Kalau biasanya soto ayam dagangannya baru habis sore hari, dalam sebulan terakhir, soto yang dijajakan diatas trotoar dan bahu jalan itu sudah tandas sejak siang hari. "Banyaknya orang yang datang ke Kantor DPP Partai Demokrat membuat soto ayam saya cepat habis," ujar pedagang soto ayam sambil mencuci mangkuk dan piring kotor yang menumpuk.
Sementara pedagang soto ayam bergegas pergi, di dalam Kantor DPP Partai Demokrat beberapa orang sibuk membolak-balik dan mencari kartu tanda anggota (KTA) Partai Demokrat yang selesai dibuat.

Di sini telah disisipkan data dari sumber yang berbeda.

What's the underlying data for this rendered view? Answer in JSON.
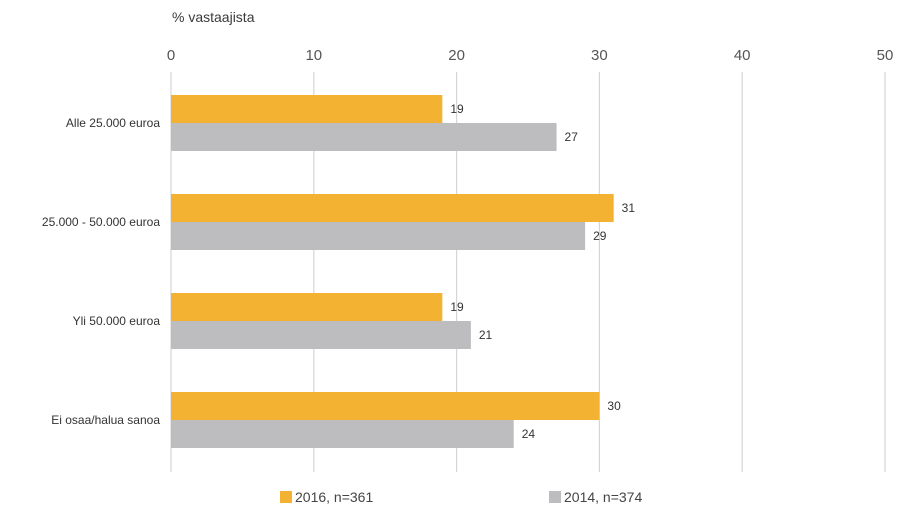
{
  "chart_data": {
    "type": "bar",
    "orientation": "horizontal",
    "axis_title": "% vastaajista",
    "x_ticks": [
      0,
      10,
      20,
      30,
      40,
      50
    ],
    "xlim": [
      0,
      50
    ],
    "grid": true,
    "categories": [
      "Alle 25.000 euroa",
      "25.000 - 50.000 euroa",
      "Yli 50.000 euroa",
      "Ei osaa/halua sanoa"
    ],
    "series": [
      {
        "name": "2016, n=361",
        "values": [
          19,
          31,
          19,
          30
        ],
        "color": "#f4b233"
      },
      {
        "name": "2014, n=374",
        "values": [
          27,
          29,
          21,
          24
        ],
        "color": "#bdbdbf"
      }
    ],
    "legend_position": "bottom"
  }
}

Meskipun KTA telah dikelompokkan berdasarkan daerah, tidak cukup mudah mencari KTA yang dimaksud lantaran banyaknya KTA yang dibuat.
"Setiap hari sejak Susilo Bambang Yudhoyono menyatakan mundur dari Kabinet Gotong Royong, 11 Maret 2004, kami menerima setidaknya 1.000 formulir permohonan pembuatan KTA setiap hari. Permintaan pembuatan KTA terus meningkat menjelang pemilihan presiden. Di Jakarta saja, setelah pemilu legislatif lalu, kami telah membuatkan 18.000 KTA baru," ujar anggota Badan Pemenangan Pemilu Partai Demokrat Tri Yulianto di Jakarta, Minggu (25/4).

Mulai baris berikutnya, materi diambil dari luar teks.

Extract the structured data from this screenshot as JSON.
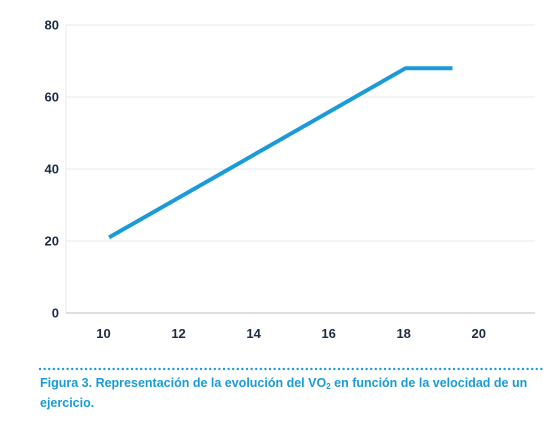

Meskipun hari Minggu Kantor DPP Partai Demokrat tutup, antusiasme sejumlah anggota masyarakat untuk membuat KTA partai yang baru naik daun ini tetap tinggi. Rohadi (47), warga Kelapa Gading Timur, Jakarta Utara, datang ke Kantor DPP Partai Demokrat untuk mengambil sejumlah formulir. "Saya membawa 10 lembar formulir karena warga di sekitar tempat saya tinggal banyak yang ingin membuat KTA Partai Demokrat tetapi tidak sempat ke sini. Jadilah saya yang dimintai tolong mengambilkan formulir," ujar Rohadi.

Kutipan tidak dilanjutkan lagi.